Schmerzmittel (Analgetika)
Patientinnen und Patienten mit chronischen Schmerzen wurden wegen der Befürchtung einer Suchtentwicklung in Deutschland lange Zeit unterversorgt. Seit 1996 jedoch ist eine kontinuierliche Zunahme der Verordnung von opioiden Analgetika (Morphium-artige Medikamente) zu verzeichnen, die ein Abhängigkeitspotenzial haben. 1998 wurden die betäubungsmittelrechtlichen Verordnungsvorschriften zur besseren Umsetzung des WHO Stufenschemas zur Tumorschmerztherapie vereinfacht und das Stufenschema auch auf andere Schmerzerkrankungen übertragen. Inzwischen werden opioidhaltige Analgetika jedoch bei Nicht-Tumorerkrankungen vielfach auch zu leichtfertig verschrieben. Dies gilt auch für Opiod-Pflaster, die harmlos wirken können, aber dieselben Risiken und Nebenwirkungen wie Opioide in Tablettenform haben. Zu häufig werden Opioide verschrieben zum Beispiel bei diagnostisch unzureichend abgeklärten Schmerzen, bei psychosomatischen Schmerzen oder bevor andere schmerzlindernde Maßnahmen wie konsequente Physiotherapie und Bewegung angewendet wurden. Bei längerfristiger Gabe erhöhen opioidhaltige Medikamente sogar die Schmerzempfindlichkeit. Zur Vermeidung von Entzugssysmptomatik werden sie dann aber dennoch oft dauerhaft genommen. Bei schwerwiegenden Erkrankungen wie Krebs können Opioide jedoch unverzichtbar sein.
Schmerzen haben vor allem eine Schutz- bzw.

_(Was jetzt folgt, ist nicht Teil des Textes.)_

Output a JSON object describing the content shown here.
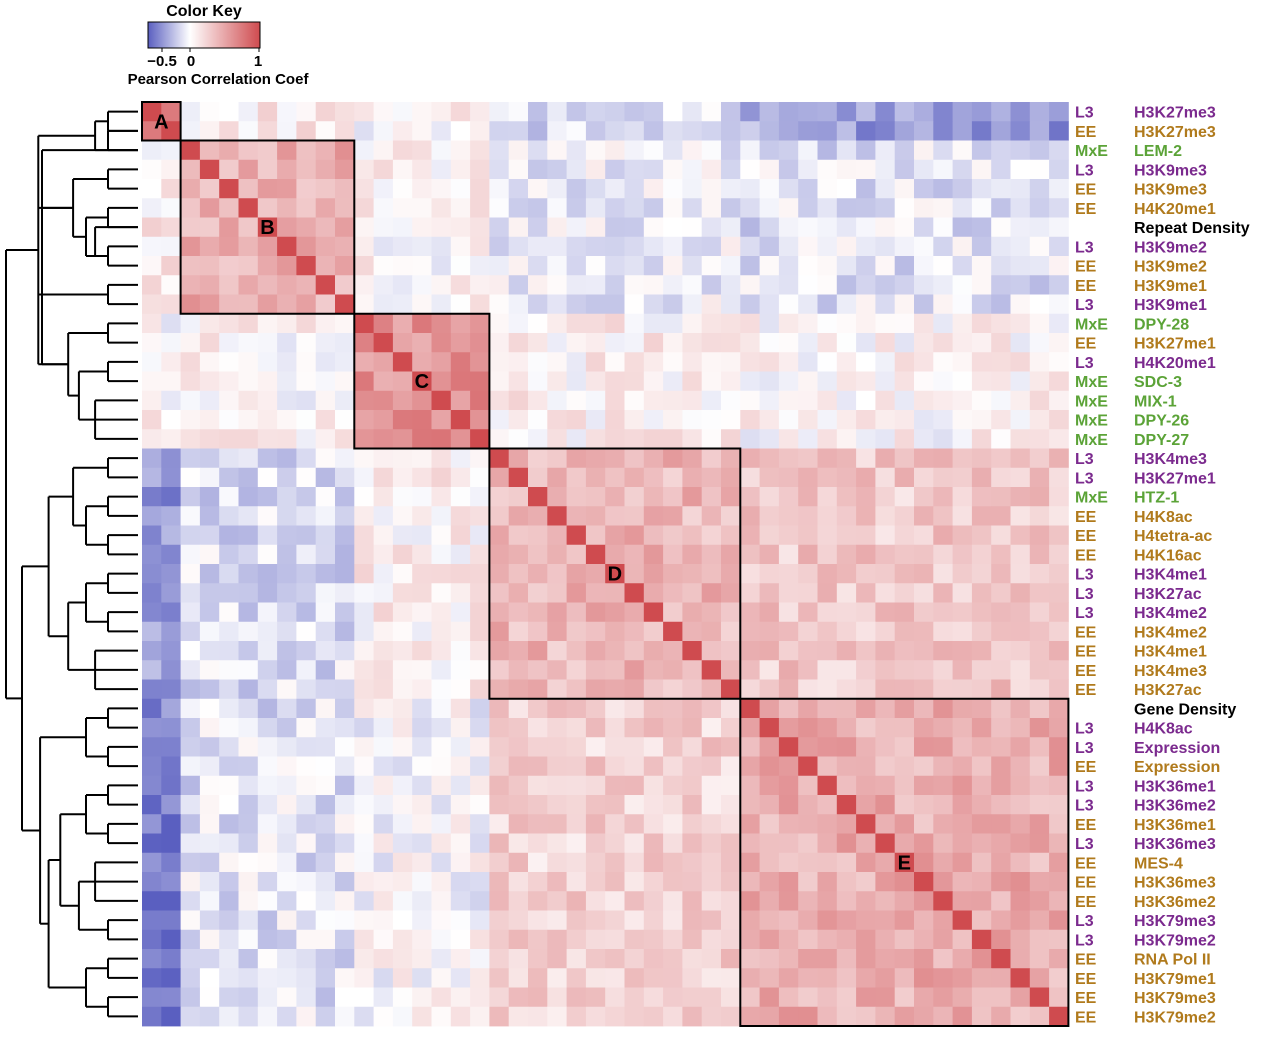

Warnfunktion. Sie können meist auf bestehende Erkrankungen oder Verletzungen verweisen. Deshalb sollten sie weder ignoriert noch mit Medikamenten unterdrückt werden, sondern Anlass für eine Ursachenforschung sein. Schmerzen können sich jedoch auch „verselbstständigen“ und zu einer eigenständigen Erkrankung entwickeln, wenn sie zu lange andauern oder nicht angemessen behandelt werden. Psychosomatische Ursachen oder Teilursachen sind häufig.

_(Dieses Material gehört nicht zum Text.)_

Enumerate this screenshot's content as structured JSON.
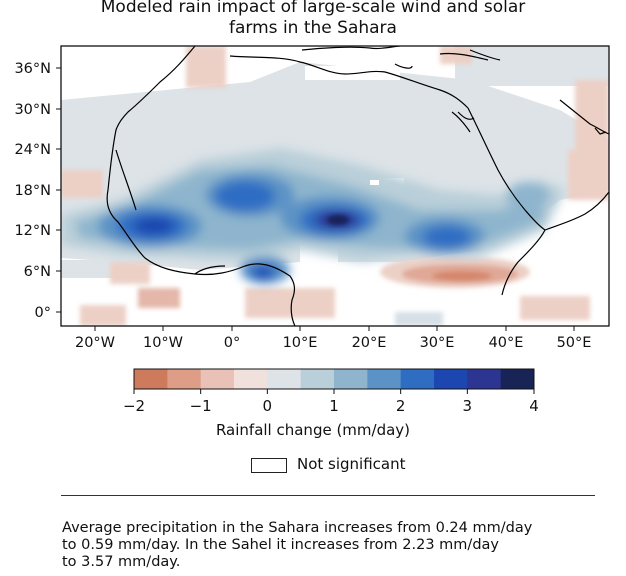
{
  "title": {
    "line1": "Modeled rain impact of large-scale wind and solar",
    "line2": "farms in the Sahara"
  },
  "map": {
    "lat_labels": [
      "36°N",
      "30°N",
      "24°N",
      "18°N",
      "12°N",
      "6°N",
      "0°"
    ],
    "lon_labels": [
      "20°W",
      "10°W",
      "0°",
      "10°E",
      "20°E",
      "30°E",
      "40°E",
      "50°E"
    ],
    "lon_range": [
      -25,
      55
    ],
    "lat_range": [
      -2,
      40
    ]
  },
  "colorbar": {
    "title": "Rainfall change (mm/day)",
    "tick_labels": [
      "−2",
      "−1",
      "0",
      "1",
      "2",
      "3",
      "4"
    ],
    "colors": [
      "#cd7a5d",
      "#dd9d87",
      "#e9c1b6",
      "#f1e1dd",
      "#dde3e7",
      "#b9cfd9",
      "#8eb5cd",
      "#5b93c6",
      "#2f6dc3",
      "#1c46b0",
      "#2d3592",
      "#182356"
    ]
  },
  "legend": {
    "not_significant": "Not significant"
  },
  "caption": {
    "lines": [
      "Average precipitation in the Sahara increases from 0.24 mm/day",
      "to 0.59 mm/day. In the Sahel it increases from 2.23 mm/day",
      "to 3.57 mm/day."
    ]
  }
}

Schmerzmittel können nach ihren Angriffspunkten bei der Schmerzbekämpfung unterschieden werden. Die peripher wirkenden Analgetika verhindern die Entstehung des Schmerzes am Verletzungsort. Diese Substanzen wirken zusätzlich fiebersenkend und teilweise auch entzündungshemmend. Dazu gehören die überwiegend rezeptfreien apothekenpflichtigen Schmerzmittel, die häufig in der Selbstmedikation (insbesondere gegen Kopfschmerzen) eingesetzt werden. Beispiele sind ASS (Aspirin®), Paracetamol, Dicolfenac oder Ibuprofen. Missbräuchlicher chronischer Gebrauch kommt vor, sie haben aber kein Abhängigkeitspotenzial im engeren Sinn.

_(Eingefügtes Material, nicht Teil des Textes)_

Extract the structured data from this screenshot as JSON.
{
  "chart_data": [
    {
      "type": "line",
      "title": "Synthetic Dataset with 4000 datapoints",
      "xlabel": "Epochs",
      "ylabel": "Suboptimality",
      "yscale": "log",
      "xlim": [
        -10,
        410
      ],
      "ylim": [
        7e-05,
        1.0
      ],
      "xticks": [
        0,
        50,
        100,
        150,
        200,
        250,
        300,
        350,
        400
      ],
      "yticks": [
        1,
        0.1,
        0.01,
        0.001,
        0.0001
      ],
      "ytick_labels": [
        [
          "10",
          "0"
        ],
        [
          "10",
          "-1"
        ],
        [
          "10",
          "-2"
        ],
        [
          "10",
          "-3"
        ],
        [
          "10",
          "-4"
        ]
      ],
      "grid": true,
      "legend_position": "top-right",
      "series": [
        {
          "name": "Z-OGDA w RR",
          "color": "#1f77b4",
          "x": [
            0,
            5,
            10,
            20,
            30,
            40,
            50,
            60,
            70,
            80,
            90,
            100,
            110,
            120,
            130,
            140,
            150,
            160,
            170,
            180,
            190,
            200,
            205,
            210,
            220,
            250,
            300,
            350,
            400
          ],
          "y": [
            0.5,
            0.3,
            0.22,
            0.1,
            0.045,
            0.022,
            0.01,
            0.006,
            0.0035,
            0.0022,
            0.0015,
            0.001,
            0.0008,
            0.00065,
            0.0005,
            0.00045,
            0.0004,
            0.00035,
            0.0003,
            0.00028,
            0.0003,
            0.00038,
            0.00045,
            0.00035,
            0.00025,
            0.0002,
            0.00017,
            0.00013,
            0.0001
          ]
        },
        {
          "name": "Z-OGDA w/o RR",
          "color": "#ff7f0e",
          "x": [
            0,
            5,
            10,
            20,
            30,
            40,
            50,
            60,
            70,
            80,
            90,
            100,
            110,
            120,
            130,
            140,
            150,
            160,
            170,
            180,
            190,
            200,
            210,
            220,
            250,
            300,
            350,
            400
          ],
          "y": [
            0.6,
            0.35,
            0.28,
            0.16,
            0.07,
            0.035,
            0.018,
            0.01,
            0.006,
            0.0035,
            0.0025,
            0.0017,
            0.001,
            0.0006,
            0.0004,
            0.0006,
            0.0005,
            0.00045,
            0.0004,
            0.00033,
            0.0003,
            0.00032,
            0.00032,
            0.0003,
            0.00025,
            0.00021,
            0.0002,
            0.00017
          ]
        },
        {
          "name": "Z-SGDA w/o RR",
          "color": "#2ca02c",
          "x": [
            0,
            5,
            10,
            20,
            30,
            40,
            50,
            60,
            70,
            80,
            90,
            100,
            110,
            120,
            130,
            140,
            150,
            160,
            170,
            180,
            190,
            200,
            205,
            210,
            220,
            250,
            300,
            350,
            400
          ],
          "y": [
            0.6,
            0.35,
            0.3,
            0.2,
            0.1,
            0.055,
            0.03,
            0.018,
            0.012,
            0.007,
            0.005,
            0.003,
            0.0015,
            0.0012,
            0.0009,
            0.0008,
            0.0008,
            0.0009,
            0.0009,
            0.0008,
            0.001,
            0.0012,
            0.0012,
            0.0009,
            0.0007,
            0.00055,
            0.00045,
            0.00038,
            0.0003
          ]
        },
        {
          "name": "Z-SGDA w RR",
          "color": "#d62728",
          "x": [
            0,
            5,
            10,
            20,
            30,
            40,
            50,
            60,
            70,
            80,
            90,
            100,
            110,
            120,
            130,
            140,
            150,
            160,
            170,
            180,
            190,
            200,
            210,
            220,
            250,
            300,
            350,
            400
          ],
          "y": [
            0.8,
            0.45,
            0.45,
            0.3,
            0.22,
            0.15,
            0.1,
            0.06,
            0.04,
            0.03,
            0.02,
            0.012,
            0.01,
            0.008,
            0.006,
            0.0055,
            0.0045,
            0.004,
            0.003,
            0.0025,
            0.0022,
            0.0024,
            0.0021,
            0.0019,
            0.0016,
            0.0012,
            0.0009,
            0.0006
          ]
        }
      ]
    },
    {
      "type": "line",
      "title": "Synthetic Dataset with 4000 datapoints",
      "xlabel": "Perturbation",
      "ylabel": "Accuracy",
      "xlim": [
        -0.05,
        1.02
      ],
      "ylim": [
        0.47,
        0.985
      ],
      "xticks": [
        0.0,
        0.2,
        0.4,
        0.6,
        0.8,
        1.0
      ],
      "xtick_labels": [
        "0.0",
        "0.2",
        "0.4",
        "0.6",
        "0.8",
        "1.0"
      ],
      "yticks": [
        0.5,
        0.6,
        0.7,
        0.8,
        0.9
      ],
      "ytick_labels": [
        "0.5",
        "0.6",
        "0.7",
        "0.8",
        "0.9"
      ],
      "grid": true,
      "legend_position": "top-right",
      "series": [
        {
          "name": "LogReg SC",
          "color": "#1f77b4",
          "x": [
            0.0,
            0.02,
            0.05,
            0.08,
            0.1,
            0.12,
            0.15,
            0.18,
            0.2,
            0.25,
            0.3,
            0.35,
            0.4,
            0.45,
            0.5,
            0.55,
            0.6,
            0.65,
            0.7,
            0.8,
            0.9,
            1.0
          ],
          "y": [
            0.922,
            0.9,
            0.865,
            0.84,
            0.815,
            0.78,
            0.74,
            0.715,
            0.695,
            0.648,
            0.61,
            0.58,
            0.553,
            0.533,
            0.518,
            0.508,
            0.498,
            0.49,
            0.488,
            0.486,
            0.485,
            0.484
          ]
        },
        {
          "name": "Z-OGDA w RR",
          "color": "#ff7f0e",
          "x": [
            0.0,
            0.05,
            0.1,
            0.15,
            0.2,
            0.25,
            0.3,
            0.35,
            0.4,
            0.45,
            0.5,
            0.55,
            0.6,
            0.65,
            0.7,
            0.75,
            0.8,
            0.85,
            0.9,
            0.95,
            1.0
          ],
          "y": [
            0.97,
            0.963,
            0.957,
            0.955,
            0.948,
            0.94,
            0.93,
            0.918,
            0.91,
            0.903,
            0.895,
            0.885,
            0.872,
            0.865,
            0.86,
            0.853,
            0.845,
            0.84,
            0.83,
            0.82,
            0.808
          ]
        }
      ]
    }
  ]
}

Zentral wirksame Analgetika unterdrücken durch ihre Wirkung die Weiterleitung von Schmerzimpulsen in Rückenmark und Gehirn – dem zentralen Nervensystem. Hierzu zählen die stark wirksamen Opiate und die opiatähnlichen und opioiden Analgetika, die rezeptpflichtig sind und/oder dem Betäubungsmittelgesetz unterliegen. Diese haben ein starkes Abhängigkeitspotenzial, was unter anderem daran liegt, dass sie zumindest in den ersten Wochen positive psychische Effekte wie euphorische Stimmung hervorrufen können.